Reuters/Benoit Tessier

Consumers in France could see electricity bills rocket over the next four years if current regulation governing the cost of electricity is not changed. 


Philippe de Ladoucette, head of the Commission for Energy Regulation, CRE, predicts an annual six per cent rise in electricity costs over the period culminating in a 30 per rise by 2016.

This is bad news for the 35 million French households – over 60 per cent of the population - which has converted to electricity-only power.

Electricity bills in France automatically rise every year by the cost of inflation, currently around two per cent. Add to this an increase in the public service tax for supplying electricity deducted from each bill, and the expected increase in the cost over the next few years of renewing the country’s ageing supply network and it’s easy to see why prices are set to take-off.

“Prices will explode if the current legislation is not modified,” warns Ladoucette.

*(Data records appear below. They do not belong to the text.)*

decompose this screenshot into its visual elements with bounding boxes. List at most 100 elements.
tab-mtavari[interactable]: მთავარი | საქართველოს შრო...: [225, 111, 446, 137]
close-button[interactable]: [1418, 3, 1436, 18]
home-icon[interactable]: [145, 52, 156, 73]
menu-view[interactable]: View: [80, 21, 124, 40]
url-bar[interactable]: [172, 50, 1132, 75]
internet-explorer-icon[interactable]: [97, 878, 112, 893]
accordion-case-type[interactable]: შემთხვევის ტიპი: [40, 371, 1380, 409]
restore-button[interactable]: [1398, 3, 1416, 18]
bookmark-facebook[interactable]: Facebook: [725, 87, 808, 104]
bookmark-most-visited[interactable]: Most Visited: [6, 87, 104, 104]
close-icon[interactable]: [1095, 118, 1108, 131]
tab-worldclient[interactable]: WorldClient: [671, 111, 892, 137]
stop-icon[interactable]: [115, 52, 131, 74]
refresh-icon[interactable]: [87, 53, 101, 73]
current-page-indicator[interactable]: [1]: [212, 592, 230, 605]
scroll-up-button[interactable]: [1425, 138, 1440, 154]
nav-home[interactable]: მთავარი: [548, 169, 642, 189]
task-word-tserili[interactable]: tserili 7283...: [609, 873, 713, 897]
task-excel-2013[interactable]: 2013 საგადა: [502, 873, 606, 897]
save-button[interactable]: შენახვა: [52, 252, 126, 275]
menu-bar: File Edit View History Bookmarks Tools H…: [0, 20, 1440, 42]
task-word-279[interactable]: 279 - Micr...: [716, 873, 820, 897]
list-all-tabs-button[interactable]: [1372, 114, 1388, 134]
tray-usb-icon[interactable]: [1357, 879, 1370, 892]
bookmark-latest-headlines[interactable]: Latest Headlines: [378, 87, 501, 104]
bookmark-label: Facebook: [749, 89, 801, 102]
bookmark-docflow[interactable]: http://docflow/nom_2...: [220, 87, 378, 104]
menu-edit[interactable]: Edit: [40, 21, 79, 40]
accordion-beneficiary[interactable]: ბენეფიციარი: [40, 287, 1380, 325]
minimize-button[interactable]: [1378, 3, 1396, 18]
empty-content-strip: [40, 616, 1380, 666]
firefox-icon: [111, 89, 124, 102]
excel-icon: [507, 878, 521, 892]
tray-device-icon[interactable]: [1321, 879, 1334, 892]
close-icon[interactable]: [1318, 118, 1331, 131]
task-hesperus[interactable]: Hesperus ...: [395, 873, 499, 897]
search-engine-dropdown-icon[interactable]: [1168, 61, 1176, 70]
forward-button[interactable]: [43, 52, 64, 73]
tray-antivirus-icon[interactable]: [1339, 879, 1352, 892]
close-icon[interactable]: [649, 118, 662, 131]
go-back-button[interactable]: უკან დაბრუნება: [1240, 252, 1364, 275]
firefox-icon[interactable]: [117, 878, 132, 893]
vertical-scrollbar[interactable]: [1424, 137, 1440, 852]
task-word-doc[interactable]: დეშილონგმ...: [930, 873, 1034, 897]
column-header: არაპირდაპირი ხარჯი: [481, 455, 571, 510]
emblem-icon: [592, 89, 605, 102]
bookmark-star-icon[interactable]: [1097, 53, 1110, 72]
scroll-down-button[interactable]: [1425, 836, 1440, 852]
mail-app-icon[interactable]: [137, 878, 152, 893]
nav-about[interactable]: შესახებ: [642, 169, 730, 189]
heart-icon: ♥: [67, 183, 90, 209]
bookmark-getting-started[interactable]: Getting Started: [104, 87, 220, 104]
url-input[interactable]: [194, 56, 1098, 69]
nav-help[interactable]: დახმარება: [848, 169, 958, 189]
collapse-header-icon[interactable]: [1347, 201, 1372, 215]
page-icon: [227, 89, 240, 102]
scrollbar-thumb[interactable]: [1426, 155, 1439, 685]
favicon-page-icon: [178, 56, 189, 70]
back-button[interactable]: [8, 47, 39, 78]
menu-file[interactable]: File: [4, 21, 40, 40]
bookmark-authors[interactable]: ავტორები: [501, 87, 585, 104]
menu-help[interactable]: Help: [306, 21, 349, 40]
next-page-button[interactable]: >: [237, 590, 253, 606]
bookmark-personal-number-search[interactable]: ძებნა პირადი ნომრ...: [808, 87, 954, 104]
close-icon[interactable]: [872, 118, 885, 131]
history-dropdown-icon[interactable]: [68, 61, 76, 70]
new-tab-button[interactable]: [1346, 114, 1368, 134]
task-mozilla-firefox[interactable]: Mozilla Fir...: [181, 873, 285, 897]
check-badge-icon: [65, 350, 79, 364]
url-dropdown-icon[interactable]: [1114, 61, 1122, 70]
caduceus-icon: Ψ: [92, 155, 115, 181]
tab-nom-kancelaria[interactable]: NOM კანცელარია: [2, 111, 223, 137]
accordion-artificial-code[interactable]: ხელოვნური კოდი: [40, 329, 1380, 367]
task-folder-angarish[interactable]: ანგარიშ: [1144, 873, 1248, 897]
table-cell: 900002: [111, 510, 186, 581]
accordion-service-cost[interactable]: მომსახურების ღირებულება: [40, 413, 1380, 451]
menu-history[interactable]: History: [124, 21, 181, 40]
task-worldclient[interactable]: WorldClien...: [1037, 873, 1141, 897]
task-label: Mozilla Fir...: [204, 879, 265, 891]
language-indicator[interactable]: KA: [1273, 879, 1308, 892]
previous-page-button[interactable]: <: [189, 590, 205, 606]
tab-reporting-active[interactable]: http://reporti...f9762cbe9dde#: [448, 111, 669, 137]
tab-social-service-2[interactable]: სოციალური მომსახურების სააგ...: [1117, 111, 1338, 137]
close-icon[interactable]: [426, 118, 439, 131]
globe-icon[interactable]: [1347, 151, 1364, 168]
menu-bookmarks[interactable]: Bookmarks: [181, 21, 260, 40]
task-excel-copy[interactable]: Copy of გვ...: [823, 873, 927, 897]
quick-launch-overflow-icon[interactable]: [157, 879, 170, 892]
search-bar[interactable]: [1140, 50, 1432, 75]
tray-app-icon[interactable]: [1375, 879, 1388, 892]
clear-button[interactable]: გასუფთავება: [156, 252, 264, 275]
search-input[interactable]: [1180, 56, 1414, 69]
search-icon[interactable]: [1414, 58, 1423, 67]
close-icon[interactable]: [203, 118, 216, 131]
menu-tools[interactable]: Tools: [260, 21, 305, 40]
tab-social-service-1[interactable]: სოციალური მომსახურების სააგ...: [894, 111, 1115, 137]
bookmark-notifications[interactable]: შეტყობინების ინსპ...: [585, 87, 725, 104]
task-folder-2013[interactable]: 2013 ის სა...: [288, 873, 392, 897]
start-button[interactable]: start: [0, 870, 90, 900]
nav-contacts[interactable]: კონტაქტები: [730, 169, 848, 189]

Nicolas Mouchnino of consumer organization, UFD-Que Choisir, is less optimistic. He believes prices will rise by 28 per cent by 2015.

French consumers, already reeling from the increase in gas and domestic fuel prices, will not be happy.

They currently benefit from electricity costs some 30 per cent lower than neighbouring countries because of special tariffs set by the state due to nuclear-generated power.

But the government is under pressure from Brussels to remove these tariffs by 2015.